Directors welcomed the authorities' continued effort to foster the soundness of the financial sector through improved supervision, and commended their efforts to address the strong credit growth through measures such as broadening the base for reserve requirements and promoting good lending practices. However, they emphasized the need to be vigilant and to be prepared to increase prudential requirements on a temporary basis if asset prices, especially in the housing sector, increase sharply.
Directors welcomed the implementation of effective mechanisms to combat money laundering and the financing of terrorism. They noted that legislation has been amended to bring it into line with the latest EU anti-money laundering directives, and that explicit provisions criminalizing the financing of terrorism are now in force.

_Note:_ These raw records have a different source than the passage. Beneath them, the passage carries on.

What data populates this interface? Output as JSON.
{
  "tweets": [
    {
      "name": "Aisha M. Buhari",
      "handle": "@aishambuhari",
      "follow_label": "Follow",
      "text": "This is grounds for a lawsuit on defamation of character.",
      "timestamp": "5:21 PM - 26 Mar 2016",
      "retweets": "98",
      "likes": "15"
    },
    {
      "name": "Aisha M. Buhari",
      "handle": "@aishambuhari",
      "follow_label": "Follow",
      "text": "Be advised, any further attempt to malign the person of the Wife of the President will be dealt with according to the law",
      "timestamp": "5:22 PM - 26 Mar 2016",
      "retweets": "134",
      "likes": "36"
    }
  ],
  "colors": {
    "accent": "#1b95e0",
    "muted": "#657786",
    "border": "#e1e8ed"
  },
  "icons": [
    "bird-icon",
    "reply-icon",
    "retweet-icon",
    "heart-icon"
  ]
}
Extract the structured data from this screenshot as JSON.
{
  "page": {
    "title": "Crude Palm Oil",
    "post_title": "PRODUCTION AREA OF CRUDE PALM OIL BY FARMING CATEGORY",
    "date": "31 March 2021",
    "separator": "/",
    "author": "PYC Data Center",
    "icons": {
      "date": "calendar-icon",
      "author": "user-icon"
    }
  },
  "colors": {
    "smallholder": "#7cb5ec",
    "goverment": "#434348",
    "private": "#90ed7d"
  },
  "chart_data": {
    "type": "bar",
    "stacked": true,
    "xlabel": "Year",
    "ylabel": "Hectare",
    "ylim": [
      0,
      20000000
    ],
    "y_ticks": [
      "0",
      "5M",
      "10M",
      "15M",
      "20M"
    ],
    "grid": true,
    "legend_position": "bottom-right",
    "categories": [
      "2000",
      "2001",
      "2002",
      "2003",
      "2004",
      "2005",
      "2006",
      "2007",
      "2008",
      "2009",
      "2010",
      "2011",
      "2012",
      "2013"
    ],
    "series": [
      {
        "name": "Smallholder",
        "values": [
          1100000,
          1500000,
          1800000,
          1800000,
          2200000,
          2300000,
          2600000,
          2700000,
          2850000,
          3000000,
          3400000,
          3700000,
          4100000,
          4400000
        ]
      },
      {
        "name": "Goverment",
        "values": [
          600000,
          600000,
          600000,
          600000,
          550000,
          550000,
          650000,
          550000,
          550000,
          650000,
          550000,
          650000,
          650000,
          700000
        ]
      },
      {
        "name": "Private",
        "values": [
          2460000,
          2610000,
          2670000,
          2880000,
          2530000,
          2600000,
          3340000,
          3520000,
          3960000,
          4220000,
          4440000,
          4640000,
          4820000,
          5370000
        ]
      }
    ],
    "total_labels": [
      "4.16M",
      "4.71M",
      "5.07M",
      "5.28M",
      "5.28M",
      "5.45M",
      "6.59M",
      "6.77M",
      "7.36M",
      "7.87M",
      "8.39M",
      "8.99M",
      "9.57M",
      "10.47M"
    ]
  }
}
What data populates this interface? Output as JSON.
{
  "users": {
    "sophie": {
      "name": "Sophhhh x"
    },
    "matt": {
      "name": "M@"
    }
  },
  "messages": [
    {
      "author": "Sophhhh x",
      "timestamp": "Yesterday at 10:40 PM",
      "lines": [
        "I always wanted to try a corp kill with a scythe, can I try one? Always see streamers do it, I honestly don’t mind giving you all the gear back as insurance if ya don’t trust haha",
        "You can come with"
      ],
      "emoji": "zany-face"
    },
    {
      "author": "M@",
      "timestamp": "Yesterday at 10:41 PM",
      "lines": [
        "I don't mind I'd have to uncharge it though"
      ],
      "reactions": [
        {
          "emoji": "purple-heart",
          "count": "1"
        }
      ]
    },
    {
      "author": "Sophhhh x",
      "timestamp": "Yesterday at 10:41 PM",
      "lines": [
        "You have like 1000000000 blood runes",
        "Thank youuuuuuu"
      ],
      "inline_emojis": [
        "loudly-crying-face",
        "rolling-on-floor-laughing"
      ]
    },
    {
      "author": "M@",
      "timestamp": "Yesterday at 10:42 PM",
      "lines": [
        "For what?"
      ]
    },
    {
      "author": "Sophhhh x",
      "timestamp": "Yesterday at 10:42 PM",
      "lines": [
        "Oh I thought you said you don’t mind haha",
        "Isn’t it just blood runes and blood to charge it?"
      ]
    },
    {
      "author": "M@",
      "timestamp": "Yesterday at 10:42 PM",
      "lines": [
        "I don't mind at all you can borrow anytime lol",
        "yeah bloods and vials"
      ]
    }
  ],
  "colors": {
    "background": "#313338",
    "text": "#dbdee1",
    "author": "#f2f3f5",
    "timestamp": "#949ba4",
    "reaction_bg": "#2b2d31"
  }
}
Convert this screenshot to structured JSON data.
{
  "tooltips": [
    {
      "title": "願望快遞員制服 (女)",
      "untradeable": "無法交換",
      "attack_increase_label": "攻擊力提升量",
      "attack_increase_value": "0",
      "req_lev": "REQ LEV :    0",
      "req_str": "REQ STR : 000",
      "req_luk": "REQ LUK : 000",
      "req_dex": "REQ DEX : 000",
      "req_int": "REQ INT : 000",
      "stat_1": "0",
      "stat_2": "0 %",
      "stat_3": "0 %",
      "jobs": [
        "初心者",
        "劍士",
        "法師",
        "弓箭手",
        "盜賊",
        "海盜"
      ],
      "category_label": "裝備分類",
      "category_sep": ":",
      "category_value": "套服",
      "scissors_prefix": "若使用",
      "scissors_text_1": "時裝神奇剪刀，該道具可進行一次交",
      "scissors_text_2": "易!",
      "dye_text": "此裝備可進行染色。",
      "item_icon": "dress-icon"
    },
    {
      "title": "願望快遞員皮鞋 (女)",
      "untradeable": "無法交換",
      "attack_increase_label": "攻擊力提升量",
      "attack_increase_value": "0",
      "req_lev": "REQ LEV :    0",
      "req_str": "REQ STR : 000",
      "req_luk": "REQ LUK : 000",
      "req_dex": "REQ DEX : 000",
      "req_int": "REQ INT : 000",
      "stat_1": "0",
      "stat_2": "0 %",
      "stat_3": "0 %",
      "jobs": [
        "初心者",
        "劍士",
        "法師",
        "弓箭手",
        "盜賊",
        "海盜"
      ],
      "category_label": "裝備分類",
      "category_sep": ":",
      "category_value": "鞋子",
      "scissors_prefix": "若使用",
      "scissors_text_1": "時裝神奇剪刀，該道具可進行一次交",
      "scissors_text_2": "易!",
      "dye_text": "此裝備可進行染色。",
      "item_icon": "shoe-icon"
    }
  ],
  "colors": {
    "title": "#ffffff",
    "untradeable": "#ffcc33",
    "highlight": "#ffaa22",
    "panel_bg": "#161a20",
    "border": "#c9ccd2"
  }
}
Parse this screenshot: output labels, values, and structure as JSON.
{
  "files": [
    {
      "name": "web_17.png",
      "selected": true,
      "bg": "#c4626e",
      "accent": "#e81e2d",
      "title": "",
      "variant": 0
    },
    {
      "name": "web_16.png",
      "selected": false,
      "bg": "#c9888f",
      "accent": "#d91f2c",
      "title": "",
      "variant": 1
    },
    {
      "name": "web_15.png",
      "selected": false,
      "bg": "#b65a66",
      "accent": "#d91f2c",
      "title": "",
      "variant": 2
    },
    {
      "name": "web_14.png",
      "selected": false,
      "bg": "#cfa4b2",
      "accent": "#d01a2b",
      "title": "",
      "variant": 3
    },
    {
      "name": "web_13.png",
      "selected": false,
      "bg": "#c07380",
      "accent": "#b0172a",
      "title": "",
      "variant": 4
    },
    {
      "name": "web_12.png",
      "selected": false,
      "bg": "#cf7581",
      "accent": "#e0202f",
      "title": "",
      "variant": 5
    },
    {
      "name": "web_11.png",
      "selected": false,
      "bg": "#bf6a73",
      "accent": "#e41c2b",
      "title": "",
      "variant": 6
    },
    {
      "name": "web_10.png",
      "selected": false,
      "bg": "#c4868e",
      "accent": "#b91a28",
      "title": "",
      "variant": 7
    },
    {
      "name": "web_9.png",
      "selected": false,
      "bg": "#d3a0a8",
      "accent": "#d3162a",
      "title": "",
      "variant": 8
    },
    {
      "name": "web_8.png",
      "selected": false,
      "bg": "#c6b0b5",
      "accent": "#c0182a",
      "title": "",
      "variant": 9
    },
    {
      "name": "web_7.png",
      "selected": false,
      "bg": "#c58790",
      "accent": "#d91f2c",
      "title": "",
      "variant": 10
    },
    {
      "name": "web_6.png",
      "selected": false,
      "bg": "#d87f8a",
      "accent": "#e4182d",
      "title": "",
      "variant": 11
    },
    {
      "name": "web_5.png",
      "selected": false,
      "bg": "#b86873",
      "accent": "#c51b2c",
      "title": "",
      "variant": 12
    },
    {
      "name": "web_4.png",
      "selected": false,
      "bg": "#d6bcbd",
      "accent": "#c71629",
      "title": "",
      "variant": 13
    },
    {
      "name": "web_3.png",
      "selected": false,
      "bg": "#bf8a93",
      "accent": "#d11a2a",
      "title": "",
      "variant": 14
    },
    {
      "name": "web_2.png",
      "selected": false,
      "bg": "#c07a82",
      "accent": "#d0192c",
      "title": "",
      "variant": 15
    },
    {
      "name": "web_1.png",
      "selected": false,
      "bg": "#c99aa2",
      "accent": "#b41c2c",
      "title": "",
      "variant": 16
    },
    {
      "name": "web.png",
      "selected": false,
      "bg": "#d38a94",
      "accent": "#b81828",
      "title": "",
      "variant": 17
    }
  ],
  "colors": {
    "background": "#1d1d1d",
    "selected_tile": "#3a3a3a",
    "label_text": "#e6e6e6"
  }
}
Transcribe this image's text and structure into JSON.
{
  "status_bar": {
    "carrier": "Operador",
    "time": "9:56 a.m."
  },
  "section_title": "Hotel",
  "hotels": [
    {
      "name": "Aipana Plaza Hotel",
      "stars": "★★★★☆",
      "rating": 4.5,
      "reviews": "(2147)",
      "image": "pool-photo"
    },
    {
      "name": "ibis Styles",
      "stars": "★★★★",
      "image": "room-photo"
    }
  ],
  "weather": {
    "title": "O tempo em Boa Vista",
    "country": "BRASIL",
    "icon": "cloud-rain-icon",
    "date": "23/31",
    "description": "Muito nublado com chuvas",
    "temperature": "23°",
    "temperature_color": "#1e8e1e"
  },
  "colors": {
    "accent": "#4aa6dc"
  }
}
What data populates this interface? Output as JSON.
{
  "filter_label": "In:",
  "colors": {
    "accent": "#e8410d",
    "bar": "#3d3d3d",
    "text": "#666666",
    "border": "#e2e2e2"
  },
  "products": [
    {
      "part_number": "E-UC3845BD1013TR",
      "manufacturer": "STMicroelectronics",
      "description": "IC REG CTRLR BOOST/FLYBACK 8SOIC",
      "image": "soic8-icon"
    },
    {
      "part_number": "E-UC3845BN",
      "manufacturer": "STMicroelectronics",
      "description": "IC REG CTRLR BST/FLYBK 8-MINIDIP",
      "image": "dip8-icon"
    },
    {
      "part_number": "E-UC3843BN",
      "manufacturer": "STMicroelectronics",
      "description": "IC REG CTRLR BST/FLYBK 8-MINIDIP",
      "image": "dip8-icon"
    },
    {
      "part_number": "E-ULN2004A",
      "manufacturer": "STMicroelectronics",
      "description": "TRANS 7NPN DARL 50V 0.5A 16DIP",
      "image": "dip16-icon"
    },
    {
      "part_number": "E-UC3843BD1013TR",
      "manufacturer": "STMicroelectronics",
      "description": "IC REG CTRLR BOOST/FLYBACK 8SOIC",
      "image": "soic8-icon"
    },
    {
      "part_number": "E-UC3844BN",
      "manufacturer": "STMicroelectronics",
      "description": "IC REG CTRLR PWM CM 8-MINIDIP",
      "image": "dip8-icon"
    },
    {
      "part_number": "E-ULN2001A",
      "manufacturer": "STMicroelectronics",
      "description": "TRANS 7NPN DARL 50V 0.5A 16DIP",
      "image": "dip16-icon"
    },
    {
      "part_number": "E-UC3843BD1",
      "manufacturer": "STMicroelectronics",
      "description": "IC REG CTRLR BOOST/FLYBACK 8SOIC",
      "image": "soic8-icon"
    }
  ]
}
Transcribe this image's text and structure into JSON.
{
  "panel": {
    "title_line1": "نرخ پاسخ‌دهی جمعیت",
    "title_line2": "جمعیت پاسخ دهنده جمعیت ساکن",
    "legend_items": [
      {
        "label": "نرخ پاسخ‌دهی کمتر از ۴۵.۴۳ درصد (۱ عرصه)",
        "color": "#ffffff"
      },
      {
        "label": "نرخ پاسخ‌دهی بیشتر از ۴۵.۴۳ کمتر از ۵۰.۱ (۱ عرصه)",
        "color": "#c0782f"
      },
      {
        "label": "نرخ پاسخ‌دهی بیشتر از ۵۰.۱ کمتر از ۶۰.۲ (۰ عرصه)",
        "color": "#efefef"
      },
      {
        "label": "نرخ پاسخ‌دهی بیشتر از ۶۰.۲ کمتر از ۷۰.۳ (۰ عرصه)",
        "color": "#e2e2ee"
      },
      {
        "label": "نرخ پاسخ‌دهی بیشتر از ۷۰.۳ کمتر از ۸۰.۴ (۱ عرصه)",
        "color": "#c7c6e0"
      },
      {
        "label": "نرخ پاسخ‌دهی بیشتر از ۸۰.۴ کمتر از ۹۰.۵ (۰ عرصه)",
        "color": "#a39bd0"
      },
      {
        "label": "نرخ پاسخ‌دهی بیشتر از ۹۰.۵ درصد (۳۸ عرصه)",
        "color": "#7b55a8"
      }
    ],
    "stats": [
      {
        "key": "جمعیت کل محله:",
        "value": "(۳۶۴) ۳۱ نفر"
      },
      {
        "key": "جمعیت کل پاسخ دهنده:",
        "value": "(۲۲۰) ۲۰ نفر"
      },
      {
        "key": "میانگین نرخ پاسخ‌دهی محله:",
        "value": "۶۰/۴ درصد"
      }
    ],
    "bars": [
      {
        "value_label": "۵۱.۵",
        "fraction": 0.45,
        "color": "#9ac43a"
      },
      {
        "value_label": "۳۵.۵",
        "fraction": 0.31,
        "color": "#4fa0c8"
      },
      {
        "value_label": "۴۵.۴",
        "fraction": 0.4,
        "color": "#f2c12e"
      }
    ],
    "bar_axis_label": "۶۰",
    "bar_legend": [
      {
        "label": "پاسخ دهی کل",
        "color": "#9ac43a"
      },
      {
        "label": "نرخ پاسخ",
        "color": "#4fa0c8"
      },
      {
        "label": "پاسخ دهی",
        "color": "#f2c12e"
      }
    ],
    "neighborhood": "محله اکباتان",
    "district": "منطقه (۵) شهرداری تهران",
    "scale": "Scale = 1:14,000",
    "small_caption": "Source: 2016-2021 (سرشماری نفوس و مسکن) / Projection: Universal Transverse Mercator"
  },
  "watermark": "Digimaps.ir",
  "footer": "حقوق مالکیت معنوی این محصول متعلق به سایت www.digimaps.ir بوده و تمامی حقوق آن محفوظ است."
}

Directors were encouraged by the recent decline in unemployment, but noted that the unemployment rate remains high, especially in the northeastern part of the country. They encouraged the authorities to further improve labor market regulation, facilitate labor mobility, and increase investment in human capital, in terms of both general education and vocational training.
Directors commended the authorities for being at the forefront of efforts to promote data transparency and dissemination. Estonia subscribes to the Fund's Special Data Dissemination Standard and provides key data for surveillance on a timely basis.
1 Under Article IV of the IMF's Articles of Agreement, the IMF holds bilateral discussions with members, usually every year. A staff team visits the country, collects economic and financial information, and discusses with officials the country's economic developments and policies. On return to headquarters, the staff prepares a report, which forms the basis for discussion by the Executive Board. At the conclusion of the discussion, the Managing Director, as Chairman of the Board, summarizes the views of Executive Directors, and this summary is transmitted to the country's authorities.